Triangular solution to general relativistic three-body problem for general masses
Kei Yamada, Hideki Asada

TL;DR
This paper revisits the relativistic three-body problem, deriving conditions for stable triangular configurations under general relativity and showing they differ from classical solutions, especially in size and shape.
Contribution
It provides a new post-Newtonian solution for three finite masses in a triangular configuration, extending previous restricted cases and highlighting relativistic corrections.
Findings
Post-Newtonian triangular solutions are not always equilateral.
Relativistic configurations are smaller than Newtonian ones.

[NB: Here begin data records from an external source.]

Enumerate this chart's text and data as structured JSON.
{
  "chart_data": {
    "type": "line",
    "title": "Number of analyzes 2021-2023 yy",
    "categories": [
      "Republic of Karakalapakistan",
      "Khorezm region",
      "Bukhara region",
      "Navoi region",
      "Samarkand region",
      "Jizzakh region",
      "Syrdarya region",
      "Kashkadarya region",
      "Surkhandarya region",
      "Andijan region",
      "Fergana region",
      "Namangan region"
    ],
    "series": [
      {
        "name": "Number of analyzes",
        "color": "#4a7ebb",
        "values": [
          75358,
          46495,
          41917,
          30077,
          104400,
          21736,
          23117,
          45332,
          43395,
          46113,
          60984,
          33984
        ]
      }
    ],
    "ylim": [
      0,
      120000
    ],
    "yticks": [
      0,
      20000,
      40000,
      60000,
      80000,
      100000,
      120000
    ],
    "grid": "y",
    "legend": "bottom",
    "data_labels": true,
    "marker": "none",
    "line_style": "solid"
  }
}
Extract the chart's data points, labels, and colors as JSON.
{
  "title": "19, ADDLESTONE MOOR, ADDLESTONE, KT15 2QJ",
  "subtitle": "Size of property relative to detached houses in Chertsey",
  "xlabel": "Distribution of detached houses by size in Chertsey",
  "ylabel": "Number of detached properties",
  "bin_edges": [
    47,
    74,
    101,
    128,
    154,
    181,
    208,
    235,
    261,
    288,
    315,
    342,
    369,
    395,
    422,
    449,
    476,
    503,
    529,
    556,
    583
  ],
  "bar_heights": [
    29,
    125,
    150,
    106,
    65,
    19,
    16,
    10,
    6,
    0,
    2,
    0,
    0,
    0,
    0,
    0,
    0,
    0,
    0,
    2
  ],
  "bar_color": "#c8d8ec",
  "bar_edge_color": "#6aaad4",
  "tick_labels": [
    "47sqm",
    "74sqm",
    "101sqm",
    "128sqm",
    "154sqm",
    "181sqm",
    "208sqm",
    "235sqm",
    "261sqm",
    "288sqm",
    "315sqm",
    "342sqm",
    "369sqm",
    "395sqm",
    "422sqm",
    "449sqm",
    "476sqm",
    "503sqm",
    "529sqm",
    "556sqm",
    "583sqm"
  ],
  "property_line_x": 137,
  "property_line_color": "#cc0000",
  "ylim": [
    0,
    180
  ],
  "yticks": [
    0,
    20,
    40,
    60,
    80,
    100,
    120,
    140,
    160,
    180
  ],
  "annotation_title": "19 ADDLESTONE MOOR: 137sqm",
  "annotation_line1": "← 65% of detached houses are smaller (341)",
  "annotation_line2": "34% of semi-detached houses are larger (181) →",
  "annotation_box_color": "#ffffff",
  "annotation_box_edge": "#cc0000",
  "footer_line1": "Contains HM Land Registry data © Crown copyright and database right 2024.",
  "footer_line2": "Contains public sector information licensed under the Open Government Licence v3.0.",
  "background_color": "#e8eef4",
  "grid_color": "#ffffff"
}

The solution recovers previous restricted three-body results.
Abstract
Continuing work initiated in an earlier publication [Ichita, Yamada and Asada, Phys. Rev. D 83, 084026 (2011)], we reexamine the post-Newtonian effects on Lagrange's equilateral triangular solution for the three-body problem. For three finite masses, it is found that a triangular configuration satisfies the post-Newtonian equation of motion in general relativity, if and only if it has the relativistic corrections to each side length. This post-Newtonian configuration for three finite masses is not always equilateral and it recovers previous results for the restricted three-body problem when one mass goes to zero. For the same masses and angular velocity, the post-Newtonian triangular configuration is always smaller than the Newtonian one.